NEW CANDIDATE: : Santa Maria Planning Commissioner Etta Waterfield is ready to make the step to Santa Maria City Council member. Credit: PHOTO BY STEVE E. MILLER

Republican Etta Waterfield has been living and working in the Santa Maria community for more than 25 years, but she’s probably best known for running against Katcho Achadjian for California State Assembly in 2010.

Waterfield didn’t win that race, but she said campaigning taught her some valuable lessons.

NEW CANDIDATE: : Santa Maria Planning Commissioner Etta Waterfield is ready to make the step to Santa Maria City Council member. Credit: PHOTO BY STEVE E. MILLER

“Running for Assembly was the best experience because it taught me how politics work and how things are run. It didn’t turn me off to the political process at all. If anything, it energized me more,” told the Sun.

Now Waterfield wants to focus her efforts on the city of Santa Maria.

“I’ve been on the [Santa Maria] Planning Commission for going on eight years now. It’s time to bump it up a notch at the city level,” she said.

If elected to the Santa Maria City Council, Waterfield said her two biggest priorities would be encouraging job development and bolstering public safety.

“The best thing you can do for a person is give him a job,” said Waterfield, who served as a member of the Santa Maria Valley Economic Development Association in the 1990s. During that time, she worked with all levels of government to relax regulations that she said impeded business. She was also a member of the California Space and Technology Alliance, a group of business people from Santa Barbara and San Luis Obispo counties that strove to bring more of the space industry to Vandenberg Air Force Base.

“We created a 10-year moratorium on sales tax for any company that produced components that went into launch [technology],”
she said.

Waterfield wants people to work together similarly in Santa Maria. If elected, she plans to look closely at the building process to see where things can be improved.

“I don’t see any reason why we can’t develop Santa Maria as the top manufacturing and retail hub on the Central Coast, as it used to be,” she said. “It’s all about customer service. You’ve got to be able to work with people … especially in an economy like today’s.”

Some projects she’d like to be more involved with include bringing California Lutheran University to Orcutt and establishing a nonstop flight from Santa Maria to Hawaii via Allegiant Airline.

“It’s about everyone getting on the same page,” she said. “It’s not going to be easy—it’s going to be a lot of hard work. But is it achievable? Heck yes.”

Waterfield would also like to see more revenue generated for the city’s public safety departments.

“We’re so understaffed right now,” she said.

When asked to comment on the scrutiny currently being placed on the Santa Maria
Police Department, Waterfield said: “I support the third party investigation. So many things have been reported by so many people; I really think this investigation is going to clear things up.”

She said she’s talked with police officers on both sides of the issue—those who support and those who oppose Police Chief Danny Macagni—about the way the department is run.

“I still believe in the Santa Maria Police Department and all its employees and officers. I can’t even begin to think about all the things they do to protect us, things that the public isn’t even aware of,” she said.

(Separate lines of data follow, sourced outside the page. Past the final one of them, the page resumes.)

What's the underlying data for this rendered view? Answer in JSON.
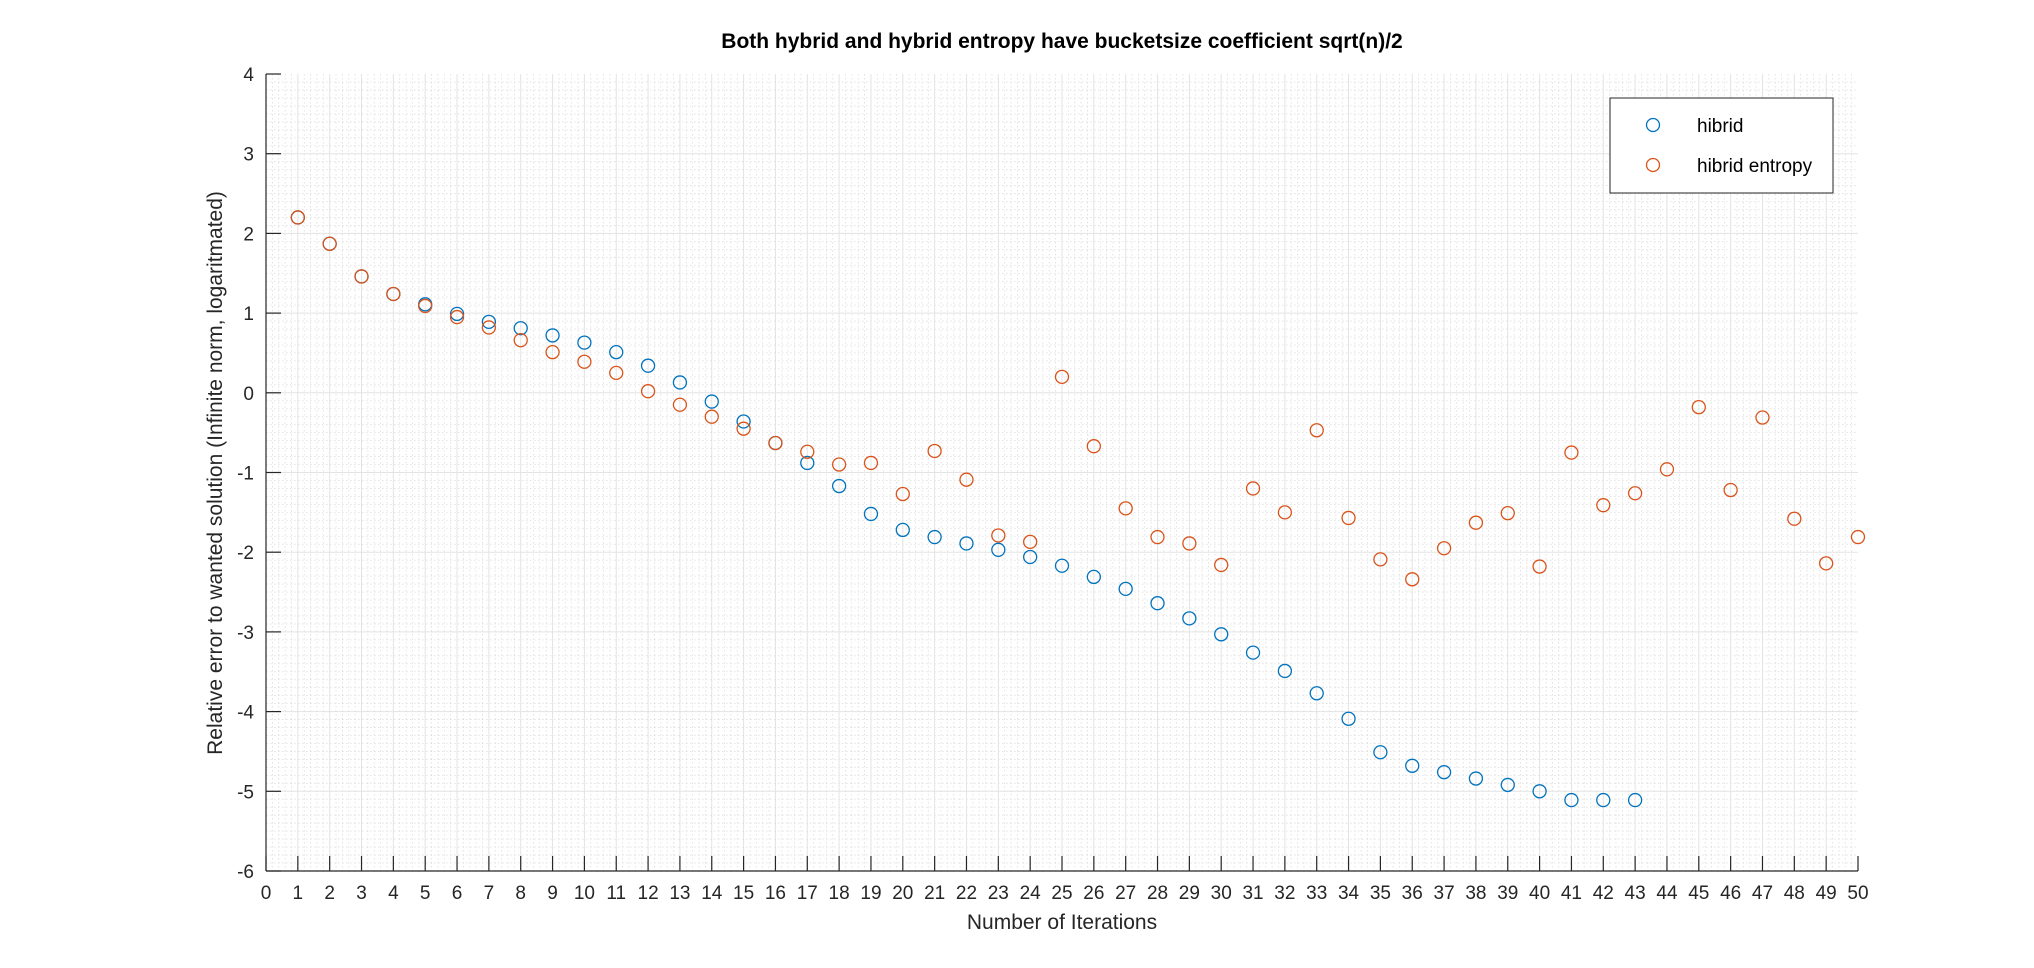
{
  "chart_data": {
    "type": "scatter",
    "title": "Both hybrid and hybrid entropy have bucketsize coefficient sqrt(n)/2",
    "xlabel": "Number of Iterations",
    "ylabel": "Relative error to wanted solution (Infinite norm, logaritmated)",
    "xlim": [
      0,
      50
    ],
    "ylim": [
      -6,
      4
    ],
    "xticks": [
      "0",
      "1",
      "2",
      "3",
      "4",
      "5",
      "6",
      "7",
      "8",
      "9",
      "10",
      "11",
      "12",
      "13",
      "14",
      "15",
      "16",
      "17",
      "18",
      "19",
      "20",
      "21",
      "22",
      "23",
      "24",
      "25",
      "26",
      "27",
      "28",
      "29",
      "30",
      "31",
      "32",
      "33",
      "34",
      "35",
      "36",
      "37",
      "38",
      "39",
      "40",
      "41",
      "42",
      "43",
      "44",
      "45",
      "46",
      "47",
      "48",
      "49",
      "50"
    ],
    "yticks": [
      "4",
      "3",
      "2",
      "1",
      "0",
      "-1",
      "-2",
      "-3",
      "-4",
      "-5",
      "-6"
    ],
    "grid": true,
    "minor_grid": true,
    "legend_position": "top-right",
    "series": [
      {
        "name": "hibrid",
        "color": "#0072BD",
        "x": [
          1,
          2,
          3,
          4,
          5,
          6,
          7,
          8,
          9,
          10,
          11,
          12,
          13,
          14,
          15,
          16,
          17,
          18,
          19,
          20,
          21,
          22,
          23,
          24,
          25,
          26,
          27,
          28,
          29,
          30,
          31,
          32,
          33,
          34,
          35,
          36,
          37,
          38,
          39,
          40,
          41,
          42,
          43
        ],
        "y": [
          2.2,
          1.87,
          1.46,
          1.24,
          1.11,
          0.99,
          0.89,
          0.81,
          0.72,
          0.63,
          0.51,
          0.34,
          0.13,
          -0.11,
          -0.36,
          -0.63,
          -0.88,
          -1.17,
          -1.52,
          -1.72,
          -1.81,
          -1.89,
          -1.97,
          -2.06,
          -2.17,
          -2.31,
          -2.46,
          -2.64,
          -2.83,
          -3.03,
          -3.26,
          -3.49,
          -3.77,
          -4.09,
          -4.51,
          -4.68,
          -4.76,
          -4.84,
          -4.92,
          -5.0,
          -5.11,
          -5.11,
          -5.11
        ]
      },
      {
        "name": "hibrid entropy",
        "color": "#D95319",
        "x": [
          1,
          2,
          3,
          4,
          5,
          6,
          7,
          8,
          9,
          10,
          11,
          12,
          13,
          14,
          15,
          16,
          17,
          18,
          19,
          20,
          21,
          22,
          23,
          24,
          25,
          26,
          27,
          28,
          29,
          30,
          31,
          32,
          33,
          34,
          35,
          36,
          37,
          38,
          39,
          40,
          41,
          42,
          43,
          44,
          45,
          46,
          47,
          48,
          49,
          50
        ],
        "y": [
          2.2,
          1.87,
          1.46,
          1.24,
          1.09,
          0.95,
          0.82,
          0.66,
          0.51,
          0.39,
          0.25,
          0.02,
          -0.15,
          -0.3,
          -0.45,
          -0.63,
          -0.74,
          -0.9,
          -0.88,
          -1.27,
          -0.73,
          -1.09,
          -1.79,
          -1.87,
          0.2,
          -0.67,
          -1.45,
          -1.81,
          -1.89,
          -2.16,
          -1.2,
          -1.5,
          -0.47,
          -1.57,
          -2.09,
          -2.34,
          -1.95,
          -1.63,
          -1.51,
          -2.18,
          -0.75,
          -1.41,
          -1.26,
          -0.96,
          -0.18,
          -1.22,
          -0.31,
          -1.58,
          -2.14,
          -1.81
        ]
      }
    ]
  }
}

When asked why she decided to run for City Council, Waterfield said, “It’s about trying to make things a little bit better.”

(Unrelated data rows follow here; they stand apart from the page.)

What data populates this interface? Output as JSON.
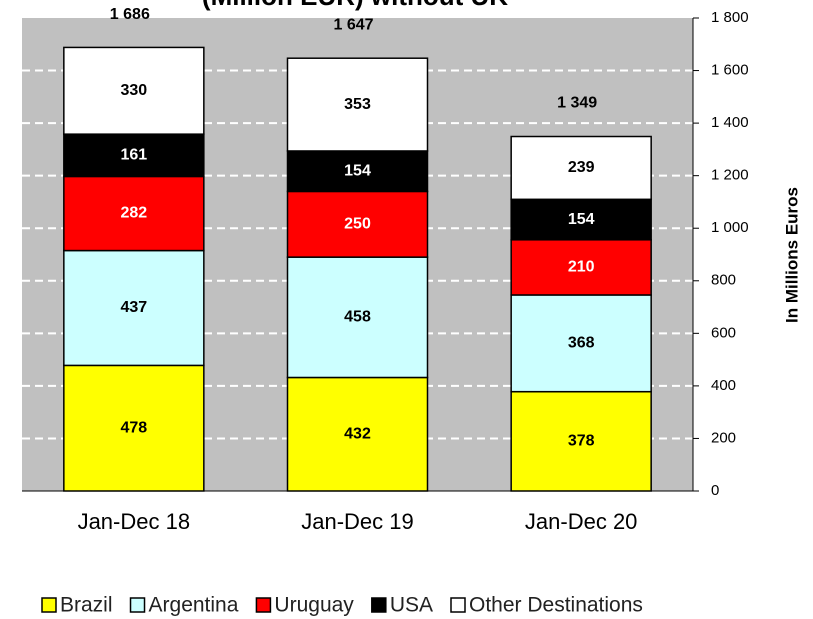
{
  "chart_data": {
    "type": "stacked_bar",
    "title": "(Million EUR) without UK",
    "y_axis_label": "In Millions Euros",
    "categories": [
      "Jan-Dec 18",
      "Jan-Dec 19",
      "Jan-Dec 20"
    ],
    "series": [
      {
        "name": "Brazil",
        "color": "#ffff00",
        "values": [
          478,
          432,
          378
        ]
      },
      {
        "name": "Argentina",
        "color": "#ccffff",
        "values": [
          437,
          458,
          368
        ]
      },
      {
        "name": "Uruguay",
        "color": "#ff0000",
        "values": [
          282,
          250,
          210
        ]
      },
      {
        "name": "USA",
        "color": "#000000",
        "values": [
          161,
          154,
          154
        ]
      },
      {
        "name": "Other Destinations",
        "color": "#ffffff",
        "values": [
          330,
          353,
          239
        ]
      }
    ],
    "totals": {
      "values": [
        1686,
        1647,
        1349
      ],
      "value_labels": [
        "1 686",
        "1 647",
        "1 349"
      ]
    },
    "ylim": [
      0,
      1800
    ],
    "yticks": [
      0,
      200,
      400,
      600,
      800,
      {
        "value": 1000,
        "label": "1 000"
      },
      {
        "value": 1200,
        "label": "1 200"
      },
      {
        "value": 1400,
        "label": "1 400"
      },
      {
        "value": 1600,
        "label": "1 600"
      },
      {
        "value": 1800,
        "label": "1 800"
      }
    ],
    "grid": true,
    "y_axis_side": "right",
    "legend": "bottom"
  }
}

She credited her foray into politics partly to her mother-in-law, film icon and adoption advocate Jane Russell, who died a year ago.

“She told me, ‘As long as you’re alive and you have breath inside of you, there are two things you’re going to need to know about: Your personal relationship with the Lord and the political process. And you need the Lord to get through the politics,’” Waterfield recalled.